Twoje światło (O!) poraziło mnie w dzień.
Twój oddech to mój tlen,który we mnie ma swe lokum.
A ja wpadłam w niepokój!
No bo jak mogę chcieć myśleć o kimś kto nie zna mnie?
Brak mi Twego widoku...
Nieodporny mam rozum. (Mam rozum......)
Zasypiam myśląc o tym, jak odezwać się . Oh...
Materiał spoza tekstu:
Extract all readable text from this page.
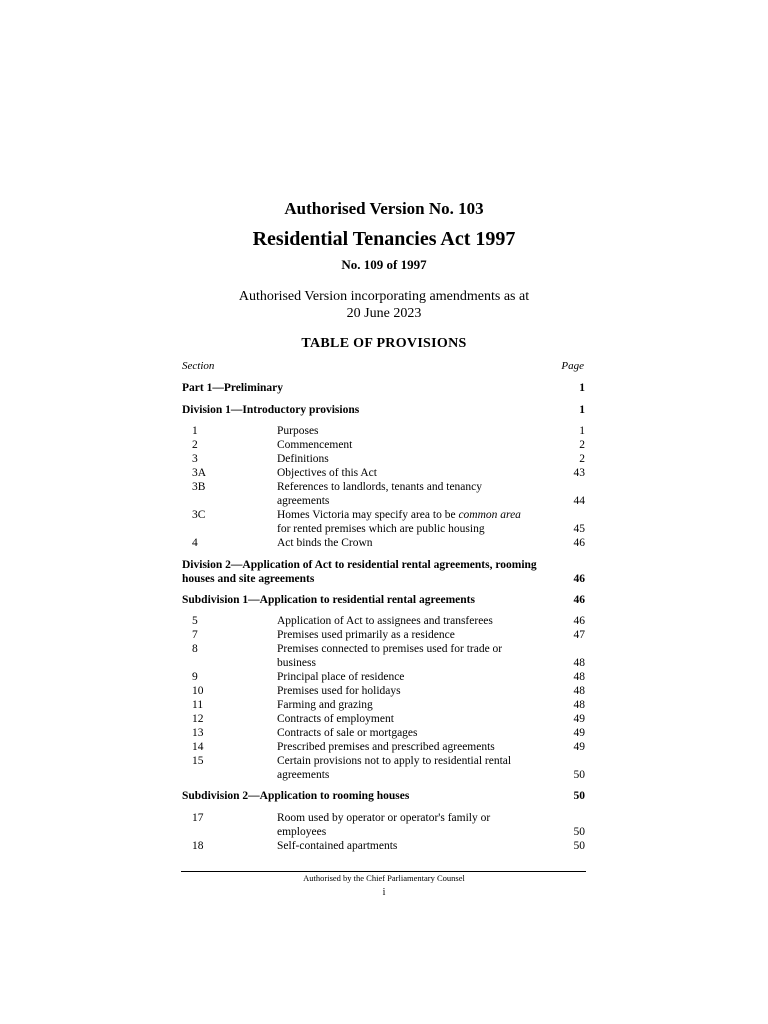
Authorised Version No. 103
Residential Tenancies Act 1997
No. 109 of 1997
Authorised Version incorporating amendments as at
20 June 2023
TABLE OF PROVISIONS
Section	Page
Part 1—Preliminary	1
Division 1—Introductory provisions	1
1	Purposes	1
2	Commencement	2
3	Definitions	2
3A	Objectives of this Act	43
3B	References to landlords, tenants and tenancy agreements	44
3C	Homes Victoria may specify area to be common area for rented premises which are public housing	45
4	Act binds the Crown	46
Division 2—Application of Act to residential rental agreements, rooming houses and site agreements	46
Subdivision 1—Application to residential rental agreements	46
5	Application of Act to assignees and transferees	46
7	Premises used primarily as a residence	47
8	Premises connected to premises used for trade or business	48
9	Principal place of residence	48
10	Premises used for holidays	48
11	Farming and grazing	48
12	Contracts of employment	49
13	Contracts of sale or mortgages	49
14	Prescribed premises and prescribed agreements	49
15	Certain provisions not to apply to residential rental agreements	50
Subdivision 2—Application to rooming houses	50
17	Room used by operator or operator's family or employees	50
18	Self-contained apartments	50
Authorised by the Chief Parliamentary Counsel
i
Zasypiam myśląc o tym, że... jesteś niedaleko gdzieś.
Dokąd więc biegnę?
Choć wcale nie chcę,
me serce bije tak zawzięcie.
Wypełniam przestrzeń
zwykłym powietrzem,
szukając tego, co zwą pozornie szczęściem.
O nie, nie, nie!
Nie chcę pisać tych wszystkich bzdur!
Nie mam czasu.
Nie będę Ci słać listów, których już masz pełno w swoim koszu.
Może nie jestem tym kimś, z kim zostałbyś przez pare chwil,
ale muszę wyjść z mroku, by odzyskać swój spokój. (Swój spokój...)
Zasypiam myśląc o tym, jak odezwać się . Oh...
Zasypiam myśląc o tym, że... jesteś niedaleko gdzieś.
Dokąd więc biegnę?
Choć wcale nie chcę,
me serce bije tak zawzięcie.
Wypełniam przestrzeń
zwykłym powietrzem,
szukając tego, co zwą pozornie szczęściem.
Namieszałeś w mojej głowie.
Jednym gestem, jednym słowem...
Nie musisz przynosić mi fiołków i bzów,
Wystarczy mi, że jesteś tu.
Namieszałeś w mojej głowie.
Jednym gestem, jednym słowem...
Nie musisz przynosić mi fiołków i bzów,
Wystarczy mi, że jesteś tu.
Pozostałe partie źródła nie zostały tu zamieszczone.